Last week’s FOMC meeting concluded with, as expected, a change in the wording of the statement: The FOMC omitted the term “considerable time” with reference to the timing of the first rate hike. But the FOMC also hedged this omission by switching the term with another one – patience. And they also stated that it should be considered a clear continuous of the current policy, i.e. the decision to raise rates is only data driven and could take time until the next one will occur. So this “musical chairs” game with wording resulted in the statement being a bit convoluted. All in all, it didn’t lead to big reaction from gold and silver that remained relatively stable during the release of this statement, as you can see in the table below.
It seems that the FOMC statement was accepted as relatively balanced and as such didn’t have a strong adverse impact on gold and silver.
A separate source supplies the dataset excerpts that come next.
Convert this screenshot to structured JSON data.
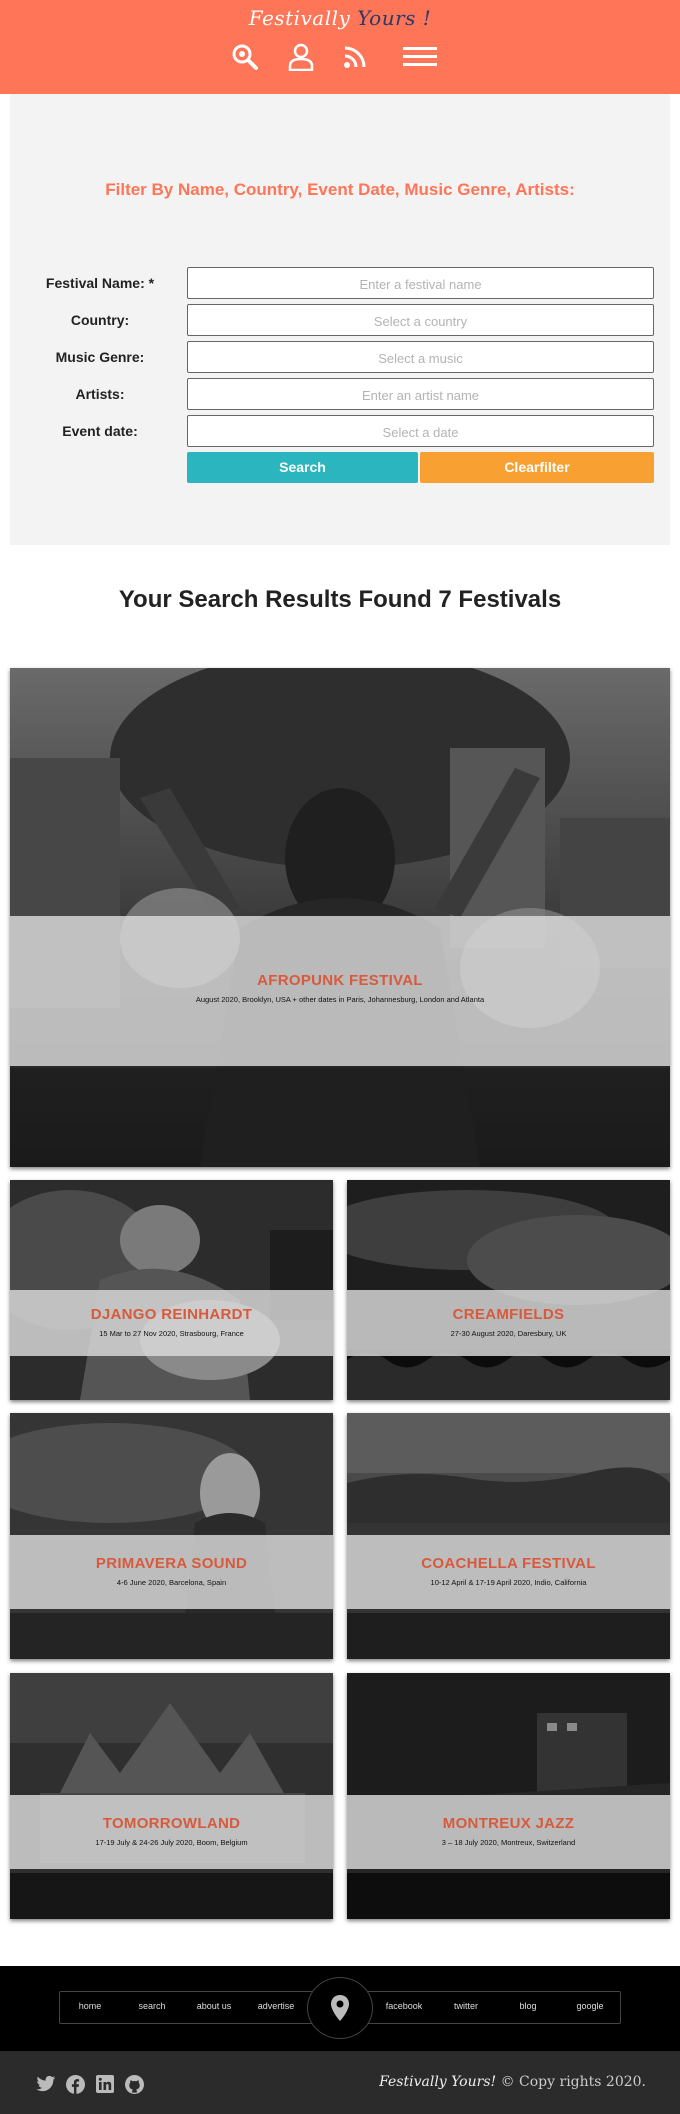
{
  "header": {
    "logo_first": "Festivally",
    "logo_second": "Yours !",
    "icons": [
      "search-icon",
      "user-icon",
      "rss-icon",
      "menu-icon"
    ]
  },
  "filter": {
    "title": "Filter By Name, Country, Event Date, Music Genre, Artists:",
    "fields": [
      {
        "label": "Festival Name: *",
        "placeholder": "Enter a festival name"
      },
      {
        "label": "Country:",
        "placeholder": "Select a country"
      },
      {
        "label": "Music Genre:",
        "placeholder": "Select a music"
      },
      {
        "label": "Artists:",
        "placeholder": "Enter an artist name"
      },
      {
        "label": "Event date:",
        "placeholder": "Select a date"
      }
    ],
    "search_label": "Search",
    "clear_label": "Clearfilter"
  },
  "results": {
    "heading": "Your Search Results Found 7 Festivals",
    "cards": [
      {
        "title": "AFROPUNK FESTIVAL",
        "date": "August 2020, Brooklyn, USA + other dates in Paris, Johannesburg, London and Atlanta"
      },
      {
        "title": "DJANGO REINHARDT",
        "date": "15 Mar to 27 Nov 2020, Strasbourg, France"
      },
      {
        "title": "CREAMFIELDS",
        "date": "27-30 August 2020, Daresbury, UK"
      },
      {
        "title": "PRIMAVERA SOUND",
        "date": "4-6 June 2020, Barcelona, Spain"
      },
      {
        "title": "COACHELLA FESTIVAL",
        "date": "10-12 April & 17-19 April 2020, Indio, California"
      },
      {
        "title": "TOMORROWLAND",
        "date": "17-19 July & 24-26 July 2020, Boom, Belgium"
      },
      {
        "title": "MONTREUX JAZZ",
        "date": "3 – 18 July 2020, Montreux, Switzerland"
      }
    ]
  },
  "footer": {
    "links": [
      "home",
      "search",
      "about us",
      "advertise",
      "facebook",
      "twitter",
      "blog",
      "google"
    ],
    "social_icons": [
      "twitter-icon",
      "facebook-icon",
      "linkedin-icon",
      "github-icon"
    ],
    "brand": "Festivally Yours!",
    "copyright": "© Copy rights 2020."
  },
  "colors": {
    "accent": "#fe7557",
    "search_button": "#2bb5bf",
    "clear_button": "#f9a033",
    "card_title": "#d85a3c"
  }
}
Also, precious metals already dropped in the days leading to the statement.
Despite the modest reaction in gold and silver to this news, the U.S. dollar did have a strong reaction to this news as it sharply rose against the Euro and Japanese yen. The recovery of the U.S. dollar may have, on a weekly scale, brought down gold and silver. This trend could continue, in which U.S. dollar rallies against leading currencies. Last week, U.S. dollar appreciated against the Euro, yen and Aussie dollar by 1.8%, 0.7% and 1.4%, respectively.
This week, the U.S. GDP, core durable goods, and core PCE will be released and they may have a short term impact on the prices of gold and silver. For the GDP, the current market estimates are for a modest bump in the current growth rate figure of 3.9%. This news may have a modest impact on the direction of precious metals. The PCE and core PCE are expected to come up. But as long as the core PCE remains well below 2%, it’s likely to keep the FOMC on the fence as to whether to raise rates in 2015.
Since this week is expected to be short, the volatility in the precious metals markets is likely to slowly subside. Even though, during the holiday season there could sudden surprises and a spike in volatility as was the case in the recent Thanksgiving holiday with oil prices.
By the end of last week, gold holdings in the GLD ETF declined to 724.552 tons– a 0.16% slip; it’s also 6.2% lower than its levels recorded at end of September.
The bullion markets is expected to future weak, especially if the U.S. dollar keeps coming down and the U.S. data figures are better than expected. The FOMC didn’t make it clear when the next rate hike will occur but for now this ambiguity is keeping gold and silver from plummeting down. The expected low volatility in the coming couple of weeks is likely to keep precious metals close to their current levels.